“Right-size government” has been a common refrain at the Oklahoma Capitol for almost a decade.
But never has the call for consolidation, efficiencies and downsizing been as loud as in recent years with the Republicans soundly in control of state government.
“Over the years the politicians in Oklahoma built a perfect monster,” says Rep. Jason Murphey, R-Guthrie, who leads the House government modernization committee. “It was built, I believe, on patronage, pork and government politics, where jobs were created to reward friends and supporters. Whole agencies even were created just to give important jobs to people.”
Yet data obtained by The Oklahoman shows that during the past two decades, while the state's population has grown by nearly 20 percent, the size of Oklahoma government has declined by 4,600 full-time equivalent positions, or 11 percent.
Studies show the size of Oklahoma's state government still is comparatively larger than most surrounding states.
There are more than 36,000 full-time equivalent employees in about 500 state agencies, boards and commissions.
“The big buzzword when people get elected is smaller government,” said Sterling Zearley, executive director of the Oklahoma Public Employees Association. “What many people don't realize is state employees are responsible for water quality, food quality, protecting our children, veterans and keeping people incarcerated.”
Zearley said he is all for efficiency and better use of taxpayer dollars, but that at the current staffing levels in some state agencies, particularly the state Corrections Department and the Department of Human Services, there is a danger of failing to meet critical services.
“We've really cut in some areas that we need to take another look at,” Zearley said.
Budget cuts and consolidations
The size of state government in Oklahoma has fluctuated through the years with the economy but is smaller than it once was.
It reached a peak of almost 41,000 employees in 1992.
And after two recessions and a recovery, today Oklahoma has the same number of employees in state agencies as in the 1980s.
An average of 36,400 full-time equivalent (FTE) employees worked for the state in 2011, not including common education and higher education employees. It's a drop of about 4,600 employees.
“That's a lot of money we're saving by not having that many people,” Sen. Clark Jolley, R-Edmond, said. “When people say we're growing government in Oklahoma, they're not looking at reality. The reality is we've cut our budget, we're streamlining and our total FTE is down.”
Jolley, who has carried a number of bills consolidating state agencies and has plans for more this year, said part of that decline was out of the necessity of budget cuts, and another part was an effort to better use taxpayer money through consolidations and reductions.

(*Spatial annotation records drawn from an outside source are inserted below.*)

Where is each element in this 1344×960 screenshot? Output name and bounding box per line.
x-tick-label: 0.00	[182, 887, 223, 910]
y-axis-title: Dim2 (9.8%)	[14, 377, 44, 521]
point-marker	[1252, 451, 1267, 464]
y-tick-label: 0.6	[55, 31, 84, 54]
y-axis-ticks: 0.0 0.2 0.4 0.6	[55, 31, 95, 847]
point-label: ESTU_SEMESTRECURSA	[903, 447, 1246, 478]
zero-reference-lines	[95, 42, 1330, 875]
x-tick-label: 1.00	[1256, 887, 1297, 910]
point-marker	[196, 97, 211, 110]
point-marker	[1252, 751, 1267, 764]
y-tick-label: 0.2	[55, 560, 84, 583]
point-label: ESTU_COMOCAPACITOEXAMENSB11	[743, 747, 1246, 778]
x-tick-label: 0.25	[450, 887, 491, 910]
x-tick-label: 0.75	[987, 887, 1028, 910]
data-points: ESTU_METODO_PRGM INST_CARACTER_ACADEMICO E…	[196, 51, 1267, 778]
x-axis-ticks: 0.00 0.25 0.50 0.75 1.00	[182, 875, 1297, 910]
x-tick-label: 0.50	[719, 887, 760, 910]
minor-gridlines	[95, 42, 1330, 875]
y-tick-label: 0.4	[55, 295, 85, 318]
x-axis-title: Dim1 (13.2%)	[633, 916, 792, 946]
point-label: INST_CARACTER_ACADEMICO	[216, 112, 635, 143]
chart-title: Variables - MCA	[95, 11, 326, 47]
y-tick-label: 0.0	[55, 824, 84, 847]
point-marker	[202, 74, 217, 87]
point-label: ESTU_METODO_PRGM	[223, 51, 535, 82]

Last session, Jolley and Murphey played a part in eliminating all or parts of six small- to medium-size state agencies.
And in the next seven to nine years, about 130 state agencies will surrender their information technology departments to a central agency handling IT for the entire state.
How others fare
Of the six states contiguous to Oklahoma, the Sooner State has the third-largest government compared to both state population and private sector employment, according to data from the Center for Economic and Management Research at the University of Oklahoma.
A higher percentage of Oklahoma's overall workforce is employed by state government than in Texas, Kansas, Colorado and Missouri. Both New Mexico and Arkansas have a higher percentage of the workforce working for state government than Oklahoma.
But the data shows a steady decline in the size of Oklahoma's government since 1990.